If a searcher were to add more information about what they were looking for, such as the labels mentioned above, it might help a search engine find more relevant results based upon the situation behind a search.
But how does a search engine create those labels, and associate them with web pages?
A web site focusing specifically on health issues might include tags or categories for articles published on the site. For instance, articles about allergies might be tagged with terms such as “symptoms,” or “treatment,” or “medications.” A web site about digital cameras may also annotate specific pages with tags such as “expert review,” or “new product.”
The tags may be helpful on those sites, but you don’t see the annotations when you perform a search on a general search engine such as Google or Yahoo or Bing. Annotations might also be identified from comments made on a page, as well.
If a search engine were to capture information such as the tags on sites like those, it might be a start, but there are many pages that don’t have explicit annotations on them, and that might not be labeled, even though they would possibly be helpful to searchers.
A search engine might attempt to find other ways to understand how annotations might apply to specific pages, such as looking at the information found within patterns on the URLs of pages. For instance, a web site about digital cameras might have a directory named reviews, such as “www.digitalcameraexample.com/review/.” An assumption might be made that the documents contained in that directory contain reviews of digital cameras, and a label or “professional reviews” might be applied to pages within that directory.
Another directory on that site might be “news,” as in “www.digitalcameraexample.com/news/.” Pages within that directory wouldn’t have a “professional reviews” label attached to them, but an “industry news” label might be instead.
The Google patent is:
Filtering search results using annotations
Invented by Patrick F. Riley and Ramanathan Guha
Assigned to Google
US Patent 7,668,812
Granted February 23, 2010
Filed May 9, 2006
A search engine system accepts queries that include query terms and labels applicable to certain documents. A domain filter is constructed that is used to filter search results to certain domains, where the domains are determined based on the labels included in the query.
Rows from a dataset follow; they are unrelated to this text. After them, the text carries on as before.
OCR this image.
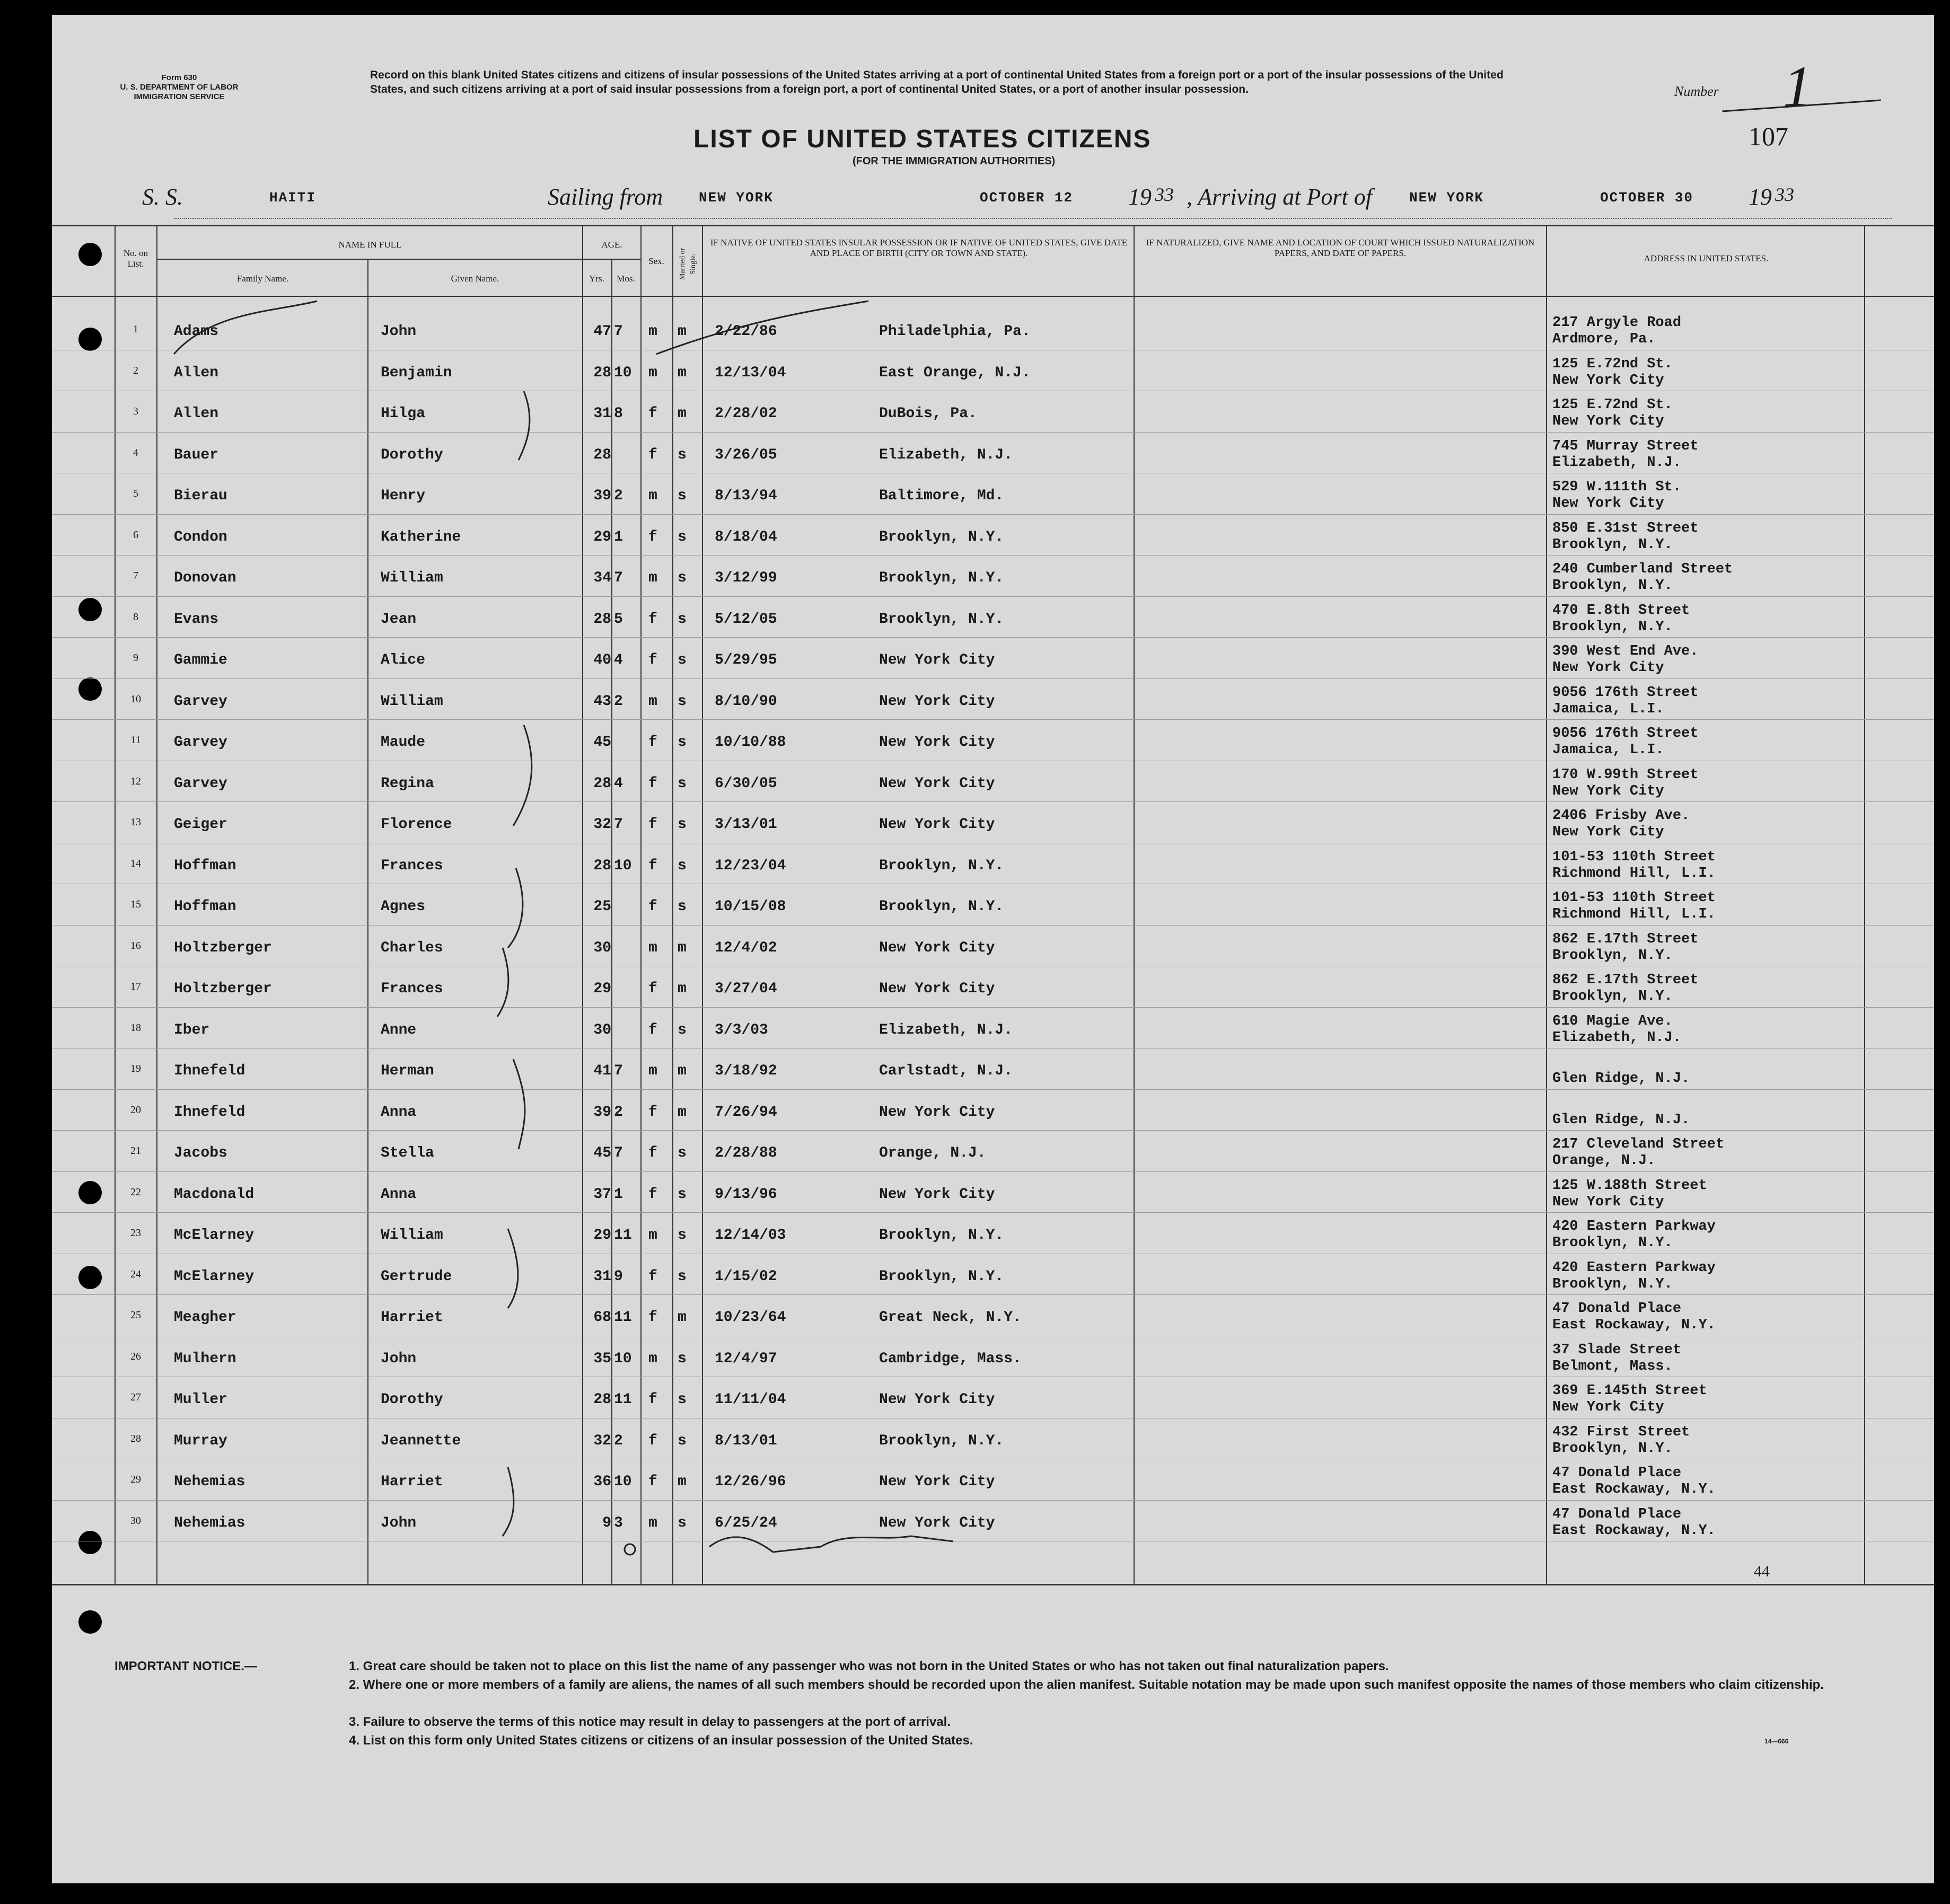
Form 630
U. S. DEPARTMENT OF LABOR
IMMIGRATION SERVICE
Record on this blank United States citizens and citizens of insular possessions of the United States arriving at a port of continental United States from a foreign port or a port of the insular possessions of the United States, and such citizens arriving at a port of said insular possessions from a foreign port, a port of continental United States, or a port of another insular possession.	Number 1
107
LIST OF UNITED STATES CITIZENS
(FOR THE IMMIGRATION AUTHORITIES)
S. S.	HAITI	Sailing from	NEW YORK	OCTOBER 12 19 33 , Arriving at Port of	NEW YORK	OCTOBER 30 19 33
No. on List.
NAME IN FULL
Family Name.	Given Name.
AGE.
Yrs.	Mos.
Sex.	Married or Single.
IF NATIVE OF UNITED STATES INSULAR POSSESSION OR IF NATIVE OF UNITED STATES, GIVE DATE AND PLACE OF BIRTH (CITY OR TOWN AND STATE).
IF NATURALIZED, GIVE NAME AND LOCATION OF COURT WHICH ISSUED NATURALIZATION PAPERS, AND DATE OF PAPERS.
ADDRESS IN UNITED STATES.
1	Adams	John	47 7	m	m	2/22/86	Philadelphia, Pa.
217 Argyle Road
Ardmore, Pa.
2	Allen	Benjamin	28 10	m	m	12/13/04	East Orange, N.J.
125 E.72nd St.
New York City
3	Allen	Hilga	31 8	f	m	2/28/02	DuBois, Pa.
125 E.72nd St.
New York City
4	Bauer	Dorothy	28	f	s	3/26/05	Elizabeth, N.J.
745 Murray Street
Elizabeth, N.J.
5	Bierau	Henry	39 2	m	s	8/13/94	Baltimore, Md.
529 W.111th St.
New York City
6	Condon	Katherine	29 1	f	s	8/18/04	Brooklyn, N.Y.
850 E.31st Street
Brooklyn, N.Y.
7	Donovan	William	34 7	m	s	3/12/99	Brooklyn, N.Y.
240 Cumberland Street
Brooklyn, N.Y.
8	Evans	Jean	28 5	f	s	5/12/05	Brooklyn, N.Y.
470 E.8th Street
Brooklyn, N.Y.
9	Gammie	Alice	40 4	f	s	5/29/95	New York City
390 West End Ave.
New York City
10	Garvey	William	43 2	m	s	8/10/90	New York City
9056 176th Street
Jamaica, L.I.
11	Garvey	Maude	45	f	s	10/10/88	New York City
9056 176th Street
Jamaica, L.I.
12	Garvey	Regina	28 4	f	s	6/30/05	New York City
170 W.99th Street
New York City
13	Geiger	Florence	32 7	f	s	3/13/01	New York City
2406 Frisby Ave.
New York City
14	Hoffman	Frances	28 10	f	s	12/23/04	Brooklyn, N.Y.
101-53 110th Street
Richmond Hill, L.I.
15	Hoffman	Agnes	25	f	s	10/15/08	Brooklyn, N.Y.
101-53 110th Street
Richmond Hill, L.I.
16	Holtzberger	Charles	30	m	m	12/4/02	New York City
862 E.17th Street
Brooklyn, N.Y.
17	Holtzberger	Frances	29	f	m	3/27/04	New York City
862 E.17th Street
Brooklyn, N.Y.
18	Iber	Anne	30	f	s	3/3/03	Elizabeth, N.J.
610 Magie Ave.
Elizabeth, N.J.
19	Ihnefeld	Herman	41 7	m	m	3/18/92	Carlstadt, N.J.	Glen Ridge, N.J.
20	Ihnefeld	Anna	39 2	f	m	7/26/94	New York City	Glen Ridge, N.J.
21	Jacobs	Stella	45 7	f	s	2/28/88	Orange, N.J.
217 Cleveland Street
Orange, N.J.
22	Macdonald	Anna	37 1	f	s	9/13/96	New York City
125 W.188th Street
New York City
23	McElarney	William	29 11	m	s	12/14/03	Brooklyn, N.Y.
420 Eastern Parkway
Brooklyn, N.Y.
24	McElarney	Gertrude	31 9	f	s	1/15/02	Brooklyn, N.Y.
420 Eastern Parkway
Brooklyn, N.Y.
25	Meagher	Harriet	68 11	f	m	10/23/64	Great Neck, N.Y.
47 Donald Place
East Rockaway, N.Y.
26	Mulhern	John	35 10	m	s	12/4/97	Cambridge, Mass.
37 Slade Street
Belmont, Mass.
27	Muller	Dorothy	28 11	f	s	11/11/04	New York City
369 E.145th Street
New York City
28	Murray	Jeannette	32 2	f	s	8/13/01	Brooklyn, N.Y.
432 First Street
Brooklyn, N.Y.
29	Nehemias	Harriet	36 10	f	m	12/26/96	New York City
47 Donald Place
East Rockaway, N.Y.
30	Nehemias	John	9 3	m	s	6/25/24	New York City
47 Donald Place
East Rockaway, N.Y.
44
IMPORTANT NOTICE.—	1. Great care should be taken not to place on this list the name of any passenger who was not born in the United States or who has not taken out final naturalization papers.
2. Where one or more members of a family are aliens, the names of all such members should be recorded upon the alien manifest. Suitable notation may be made upon such manifest opposite the names of those members who claim citizenship.
3. Failure to observe the terms of this notice may result in delay to passengers at the port of arrival.
4. List on this form only United States citizens or citizens of an insular possession of the United States.	14—666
The filtered search results are processed to ensure that certain portions of the results are from domains included in the filter. The results are further processed to include the query labels with certain ones of the results.
The idea of being able to add “labels” to query terms is interesting, but I wonder how many searchers would add labels to their searches.
Google does allow you to use other special search operators when you search. For example, if you want to find pages on a topic that are only from educational sites, you can perform a search like the followning:
red dwarf stars site:.edu
There is a lot of value in being able to go to Google and perform a search like:
chicken pox label:symptoms
I would like to see a “label” search operator added as an option.
I do believe that being able to use labels like these would make it easier to find pages that are relevant for a particular situation.
I could see the possibility that people might intentionally apply tags to some pages that aren’t appropriate, or place pages within directories that aren’t good matches for the words found within the URLs, and the patent filing doesn’t go into detail on how those possibly irrelevant “annotations” might be identified, but I would assume that there would be some way to filter those results out.
Note that Google does provide a way to include labels in Google Custom Search already.